During the growing season, it is a good idea to provide flowering plant fertiliser mixed with water from the watering. After flowering use a slow release fertilizer that will ensure the correct nutrient supply for the whole growing season.
Place the Leptospermum scoparium in a sandy, well-drained, slightly acidic or neutral soil. These plants can also be grown in pots, but it is good to repot them every two years, increasing the size of the container. These plants are quite resistant and adapt well to different types of soil, the important thing is that the soil allows proper drainage but also the maintenance of a proper degree of moisture.
Sow in spring, in a warm bed, keeping the soil humid; in summer, it is possible to take semi-woody cuttings, which are to be rooted in a mixture of peat and sand in equal parts. The cuttings can be planted after one year of cultivation in a protected and sheltered environment, so that they have been able to strengthen and are ready to take root in the new soil.
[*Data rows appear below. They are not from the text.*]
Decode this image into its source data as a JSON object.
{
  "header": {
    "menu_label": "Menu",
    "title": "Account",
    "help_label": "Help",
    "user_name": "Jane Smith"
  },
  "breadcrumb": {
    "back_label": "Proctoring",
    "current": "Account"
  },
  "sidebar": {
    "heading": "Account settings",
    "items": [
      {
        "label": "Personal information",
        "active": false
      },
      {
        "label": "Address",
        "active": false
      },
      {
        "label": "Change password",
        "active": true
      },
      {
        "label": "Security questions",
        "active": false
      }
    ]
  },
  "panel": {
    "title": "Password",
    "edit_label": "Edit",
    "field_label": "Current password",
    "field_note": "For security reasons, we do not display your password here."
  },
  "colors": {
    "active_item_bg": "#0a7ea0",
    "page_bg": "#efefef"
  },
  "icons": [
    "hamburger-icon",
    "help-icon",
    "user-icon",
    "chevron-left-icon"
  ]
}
Repotting should be carried out in early spring.
Leptospermum scoparium: Pests and diseases
Generally these plants are not attacked by pests, but in conditions of poor drainage can promote the onset of root rot. Some of the parasites that could affect the Leptospermum scoparium are the cochineal, especially the floury and aphids. To counteract its effects it will be possible to use one of the many specific products available on the market that will perform an effective insecticide action.